Before the internet happened, film fans had to rely on a thing called books to find out about obscure films that couldn’t even get played on the lowest wattage UHF stations. One of those books was RE Search: Incredibly Strange Films that gave attention to the work of indie directors such as Russ Meyer (Vixen), Doris Wishman, Frank Henenlotter (BasketcaseBlood Feast) back in 1986. They were names that never get bantered about in a college film appreciation class. One of the directors interviewed in this seminal tome was Ted V. Mikels. The filmmaker who once lived in a castle outside of Hollywood understood his audience wanted a certain level of extreme in a film to make up for his lack of budget. He knew how to appease the grindhouse audience that wasn’t going to compare his film to the latest Doris Day flick. Nowadays his “biggest” film is The Girl in the Gold Boots that’s part of Mystery Science Theater 3000. But Mikel’s finest film was The Corpse Grinders which dared to go one step beyond the normal grave robber plot.
Late at night a woman goes to let her cat in the house only to find herself attacked and killed by her once sweet feline. What could have possibly turned her pet evil? She went out of her way to spend a little extra to get Lotus cat food. It’s specially made for “cats who love people.” And that turns out to be the problem since the secret ingredient in the can is people. Turns out the owners of the company needed to cut corners to save money and decided that instead of buying meat, pork or chicken, they paid off folks at graveyards to dig up the freshest of dearly departed. They’d go back to the factory and toss the corpses into the corpse grinding machine and everything ends up in the can for kitty’s dinner. While it seems like a great scheme to make the company profitable, they didn’t count on two things. Cats that eat Lotus would become maneaters. And supply of recently deceased wouldn’t keep up with demand from cat owners wanting the best for tabby. This leads to the business owners tempted to find fresh supplies of the secret ingredient. The local police are on the case, but will they be willing to expose the dark secret of the town’s hottest new business?
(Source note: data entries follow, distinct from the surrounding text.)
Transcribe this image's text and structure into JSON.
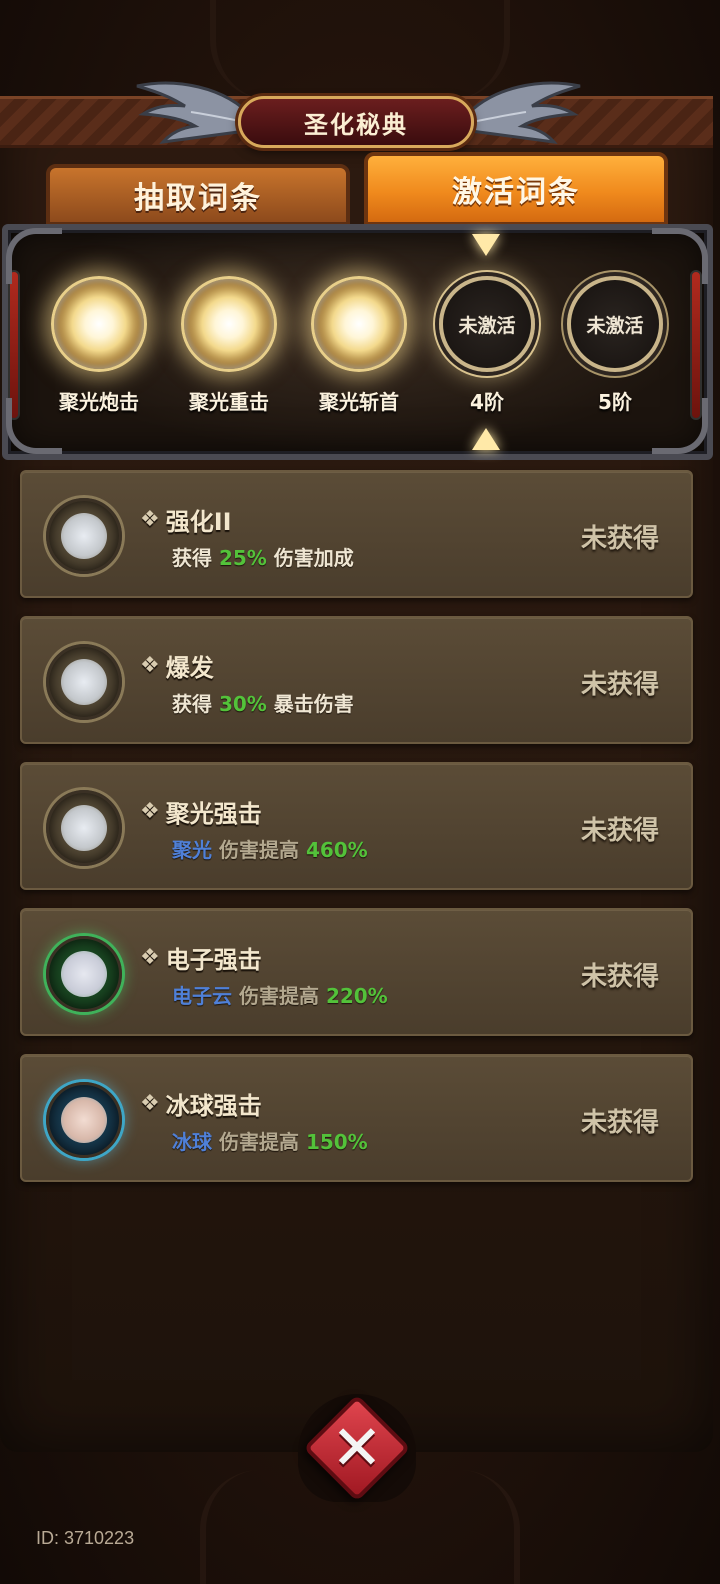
{
  "title": "圣化秘典",
  "tabs": [
    {
      "label": "抽取词条",
      "active": false
    },
    {
      "label": "激活词条",
      "active": true
    }
  ],
  "slots": [
    {
      "label": "聚光炮击",
      "state": "lit",
      "text": ""
    },
    {
      "label": "聚光重击",
      "state": "lit",
      "text": ""
    },
    {
      "label": "聚光斩首",
      "state": "lit",
      "text": ""
    },
    {
      "label": "4阶",
      "state": "locked",
      "text": "未激活"
    },
    {
      "label": "5阶",
      "state": "locked",
      "text": "未激活"
    }
  ],
  "perks": [
    {
      "icon": "gold-orb-icon",
      "title": "强化II",
      "desc": [
        {
          "t": "获得 ",
          "c": ""
        },
        {
          "t": "25%",
          "c": "num"
        },
        {
          "t": " 伤害加成",
          "c": ""
        }
      ],
      "status": "未获得"
    },
    {
      "icon": "gold-orb-icon",
      "title": "爆发",
      "desc": [
        {
          "t": "获得 ",
          "c": ""
        },
        {
          "t": "30%",
          "c": "num"
        },
        {
          "t": " 暴击伤害",
          "c": ""
        }
      ],
      "status": "未获得"
    },
    {
      "icon": "gold-orb-icon",
      "title": "聚光强击",
      "desc": [
        {
          "t": "聚光",
          "c": "skill"
        },
        {
          "t": " 伤害提高 ",
          "c": "dim"
        },
        {
          "t": "460%",
          "c": "num"
        }
      ],
      "status": "未获得"
    },
    {
      "icon": "green-orb-icon",
      "title": "电子强击",
      "desc": [
        {
          "t": "电子云",
          "c": "skill"
        },
        {
          "t": " 伤害提高 ",
          "c": "dim"
        },
        {
          "t": "220%",
          "c": "num"
        }
      ],
      "status": "未获得"
    },
    {
      "icon": "blue-orb-icon",
      "title": "冰球强击",
      "desc": [
        {
          "t": "冰球",
          "c": "skill"
        },
        {
          "t": " 伤害提高 ",
          "c": "dim"
        },
        {
          "t": "150%",
          "c": "num"
        }
      ],
      "status": "未获得"
    }
  ],
  "diamond_glyph": "❖",
  "close_glyph": "✕",
  "id_text": "ID: 3710223",
  "colors": {
    "accent_orange": "#f08a1d",
    "value_green": "#53c23a",
    "skill_blue": "#4f80d8",
    "close_red": "#c4303a"
  }
}
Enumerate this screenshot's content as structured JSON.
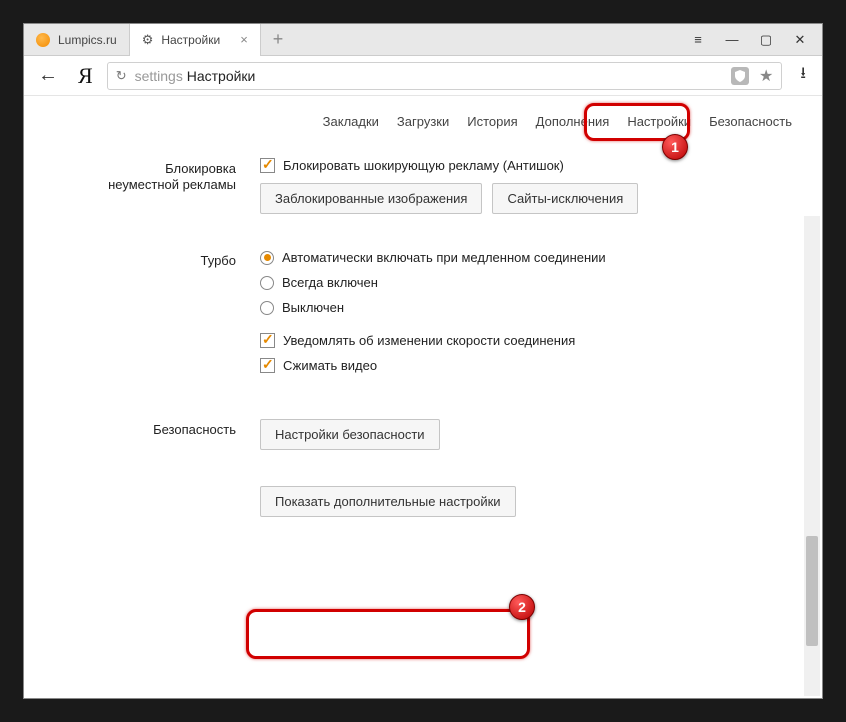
{
  "tabs": [
    {
      "title": "Lumpics.ru"
    },
    {
      "title": "Настройки"
    }
  ],
  "address": {
    "prefix": "settings",
    "path": "Настройки"
  },
  "nav": {
    "bookmarks": "Закладки",
    "downloads": "Загрузки",
    "history": "История",
    "addons": "Дополнения",
    "settings": "Настройки",
    "security": "Безопасность"
  },
  "sections": {
    "adblock": {
      "label_line1": "Блокировка",
      "label_line2": "неуместной рекламы",
      "block_shocking": "Блокировать шокирующую рекламу (Антишок)",
      "blocked_images_btn": "Заблокированные изображения",
      "exceptions_btn": "Сайты-исключения"
    },
    "turbo": {
      "label": "Турбо",
      "opt_auto": "Автоматически включать при медленном соединении",
      "opt_always": "Всегда включен",
      "opt_off": "Выключен",
      "notify_speed": "Уведомлять об изменении скорости соединения",
      "compress_video": "Сжимать видео"
    },
    "safety": {
      "label": "Безопасность",
      "btn": "Настройки безопасности"
    },
    "advanced": {
      "btn": "Показать дополнительные настройки"
    }
  },
  "markers": {
    "one": "1",
    "two": "2"
  }
}
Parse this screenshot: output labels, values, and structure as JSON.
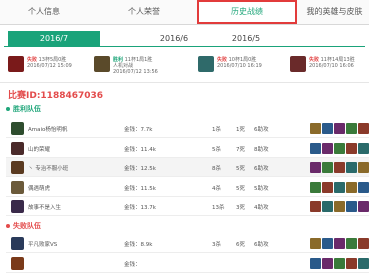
{
  "tabs": [
    {
      "label": "个人信息",
      "active": false
    },
    {
      "label": "个人荣誉",
      "active": false
    },
    {
      "label": "历史战绩",
      "active": true
    },
    {
      "label": "我的英雄与皮肤",
      "active": false
    }
  ],
  "dates": [
    {
      "label": "2016/7",
      "active": true
    },
    {
      "label": "2016/6",
      "active": false
    },
    {
      "label": "2016/5",
      "active": false
    }
  ],
  "recent_games": [
    {
      "result": "失败",
      "line1": "13杯5局0胜",
      "line2": "2016/07/12 15:09",
      "result_type": "lose",
      "icon_color": "#7a1a1a"
    },
    {
      "result": "胜利",
      "line1": "11杯1局1胜",
      "mode": "人机对战",
      "line2": "2016/07/12 13:56",
      "result_type": "win",
      "icon_color": "#5a4a2a"
    },
    {
      "result": "失败",
      "line1": "10杯1局0胜",
      "line2": "2016/07/10 16:19",
      "result_type": "lose",
      "icon_color": "#2f6a6a"
    },
    {
      "result": "失败",
      "line1": "11杯14局13胜",
      "line2": "2016/07/10 16:06",
      "result_type": "lose",
      "icon_color": "#6a2a2a"
    }
  ],
  "match_id": "比赛ID:1188467036",
  "winning_team": {
    "title": "胜利队伍",
    "players": [
      {
        "name": "Amaio杨怡明帆",
        "gold_label": "金钱：7.7k",
        "kills": "1杀",
        "deaths": "1死",
        "assists": "6助攻",
        "avatar_color": "#2e4d2e"
      },
      {
        "name": "山的荣耀",
        "gold_label": "金钱：11.4k",
        "kills": "5杀",
        "deaths": "7死",
        "assists": "8助攻",
        "avatar_color": "#4a2a2a"
      },
      {
        "name": "丶 专治不服小班",
        "gold_label": "金钱：12.5k",
        "kills": "8杀",
        "deaths": "5死",
        "assists": "6助攻",
        "avatar_color": "#5a3a20"
      },
      {
        "name": "偶遇萌虎",
        "gold_label": "金钱：11.5k",
        "kills": "4杀",
        "deaths": "5死",
        "assists": "5助攻",
        "avatar_color": "#6b5a3a"
      },
      {
        "name": "故事不是入生",
        "gold_label": "金钱：13.7k",
        "kills": "13杀",
        "deaths": "3死",
        "assists": "4助攻",
        "avatar_color": "#3a2a4a"
      }
    ]
  },
  "losing_team": {
    "title": "失败队伍",
    "players": [
      {
        "name": "平凡败家VS",
        "gold_label": "金钱：8.9k",
        "kills": "3杀",
        "deaths": "6死",
        "assists": "6助攻",
        "avatar_color": "#2a3a5a"
      },
      {
        "name": "",
        "gold_label": "金钱：",
        "kills": "",
        "deaths": "",
        "assists": "",
        "avatar_color": "#7a3a1a"
      }
    ]
  },
  "colors": {
    "accent": "#1aa37a",
    "lose": "#e34b4b",
    "win": "#1fa67a",
    "tab_highlight": "#e23b3b"
  }
}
The Corpse Grinders is a gem of ’70s exploitation since it lives up to the title. There really is a machine that turns bodies into catfood. The cat attacks are gross and bloody. Even with a micro-budget, the film delivers the goods. The cat food angle is gross, but speaks about modern businesses that are about the bottom line. The film is only 73 minutes long so it moves at a fine rate. There’s no stretching the story out in the second act to make it a two hour epic. Ted V. Mikels didn’t disappoint theatergoers with a great premise covered in cinematic boredom. People came to see corpse grinding and they got it. Mikels truly belonged in the pantheon of cult directors covered in Incredibly Strange Films with a film that lived up to the title. After The Corpse Grinders, you’ll never look at premium catfood without a shudder.
The video is 1.85:1 anamorphic. The folks at Vinegar Syndrome has done a tremendous job cleaning up the film so the blood pops on the screen. Mikel shot part of the movie with extreme green and red gels on the lamps so that it feels like a precursor to Dario Argento’s Susperia. The 1080p transfer allows these colors to shine without overwhelming the details. The audio is DTS-HD MA mono. The levels and mix is great for a film recorded on a shoestring.
Historical Commentary Track has filmmaker Elijah Drenner discuss the history of the film and filmmaker using audio clips from Mikels. Drenner also found out about Mikels through Incredibly Strange Films.
Ted Talks (18:00) sits down with Ted V. Mikels before his passing last year. He points out that the film was packaged as the Final Dimension of Shock with two other films to create a program for theater. He also mentions that he shared office space with Bozo the Clown near Paramount Studios.
Stills (0:38) includes the original lobby cards and promo material.
Vinegar Syndrome presents The Corpse Grinders. Directed by: Ted V. Mikel. Screenplay by: Arch Hall Sr & Joseph Cranston. Starring: Sean Kenney, Monika Kelly, Sanford Mitchell, J. Byron Foster and Warren Ball. Rated: Unrated. Running Time: 73 minutes. Released: October 24, 2017.